Having some experience in journalism, writing news and reports, I feel it’s way easier  in this field because here you have to follow the rules, certain clichés because the readers are used to them to a pont of no return. Also, the rules of newsroom are clear, if you write too much, the editor will cut your text down to a number of words he can fit into the paper or on the web. He doesn’t care about your witty finishing line, we don’t have time for that! There’s no much romance in it. But even in journalism, the first sentence problem and the fear of not knowing how to start your story is still present. Maybe there is a romance in that, after all, it’s just hidden under the rough surface of cold facts.

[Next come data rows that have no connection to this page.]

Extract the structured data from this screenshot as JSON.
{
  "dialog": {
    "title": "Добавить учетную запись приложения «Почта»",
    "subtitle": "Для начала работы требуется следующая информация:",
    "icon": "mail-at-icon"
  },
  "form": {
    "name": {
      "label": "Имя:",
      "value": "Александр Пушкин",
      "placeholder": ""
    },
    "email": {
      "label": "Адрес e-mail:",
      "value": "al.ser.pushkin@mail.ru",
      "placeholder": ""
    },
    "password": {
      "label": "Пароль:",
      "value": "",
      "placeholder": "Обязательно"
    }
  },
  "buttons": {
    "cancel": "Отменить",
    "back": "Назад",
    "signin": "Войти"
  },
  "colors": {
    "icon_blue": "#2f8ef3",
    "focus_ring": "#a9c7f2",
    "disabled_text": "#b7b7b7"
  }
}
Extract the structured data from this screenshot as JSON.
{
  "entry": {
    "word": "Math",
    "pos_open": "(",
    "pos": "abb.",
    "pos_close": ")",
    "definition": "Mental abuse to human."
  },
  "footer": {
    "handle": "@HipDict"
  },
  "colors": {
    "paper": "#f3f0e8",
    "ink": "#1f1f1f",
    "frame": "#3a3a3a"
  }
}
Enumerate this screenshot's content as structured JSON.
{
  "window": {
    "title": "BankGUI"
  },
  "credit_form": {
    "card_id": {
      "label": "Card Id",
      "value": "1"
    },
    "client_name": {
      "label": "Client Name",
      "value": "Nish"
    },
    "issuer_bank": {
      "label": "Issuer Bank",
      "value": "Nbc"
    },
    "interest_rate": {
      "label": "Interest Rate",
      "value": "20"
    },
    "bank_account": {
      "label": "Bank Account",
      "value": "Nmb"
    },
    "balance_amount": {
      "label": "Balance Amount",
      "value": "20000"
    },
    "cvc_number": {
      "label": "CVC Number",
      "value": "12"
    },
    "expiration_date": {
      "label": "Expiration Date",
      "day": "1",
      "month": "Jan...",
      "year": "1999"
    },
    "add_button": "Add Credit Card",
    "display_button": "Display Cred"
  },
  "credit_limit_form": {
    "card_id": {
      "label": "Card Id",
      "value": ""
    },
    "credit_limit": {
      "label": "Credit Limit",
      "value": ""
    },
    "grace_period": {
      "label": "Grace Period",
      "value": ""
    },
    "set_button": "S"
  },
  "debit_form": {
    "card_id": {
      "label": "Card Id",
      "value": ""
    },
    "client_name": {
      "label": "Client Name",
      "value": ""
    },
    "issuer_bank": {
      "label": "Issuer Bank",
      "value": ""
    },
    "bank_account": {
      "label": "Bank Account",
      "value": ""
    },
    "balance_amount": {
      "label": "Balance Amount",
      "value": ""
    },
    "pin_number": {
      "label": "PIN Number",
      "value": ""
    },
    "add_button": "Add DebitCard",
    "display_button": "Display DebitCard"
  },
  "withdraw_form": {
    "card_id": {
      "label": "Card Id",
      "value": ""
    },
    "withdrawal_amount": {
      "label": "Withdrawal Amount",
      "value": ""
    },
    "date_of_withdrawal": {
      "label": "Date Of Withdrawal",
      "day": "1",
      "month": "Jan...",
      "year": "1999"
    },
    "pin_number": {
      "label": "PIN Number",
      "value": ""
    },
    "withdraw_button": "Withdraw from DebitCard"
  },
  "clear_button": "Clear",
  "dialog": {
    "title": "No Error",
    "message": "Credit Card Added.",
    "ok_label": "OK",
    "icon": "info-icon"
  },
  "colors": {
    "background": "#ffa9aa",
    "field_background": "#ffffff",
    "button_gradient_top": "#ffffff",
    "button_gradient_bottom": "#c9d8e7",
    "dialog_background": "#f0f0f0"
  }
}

Writing college essays and seminars can be, you know, soul-crushing, and for me, the beginning is naturally the hardest part. After I’ve finally managed to write an awesome introduction, got started working on the main thesis, it all goes smoothly, with a help of the right sources and literature, the piece kind of writes itself. In the end I would pretty much be happy with the results, especially with those essays where I could choose my own topic. That just reminded me, if I find my favourite Tarantino essay that got me maximum points in one particular course, I will post it here.

tumblr_mekl1a7lo91qg9nuc

It’s all about leaving the romanticized feeling of what writing is and embracing it as a job with all of it’s pros and cons. What I’m finally trying to say is, I need to learn the mechanisms of how to push myself more, how to start and beat the hell out of that blank page. Meaning not just filling it up with random thoughts like I’m doing now (it also helps, though), but make my point and be able to defend every word I’ve written down on paper, I mean computer.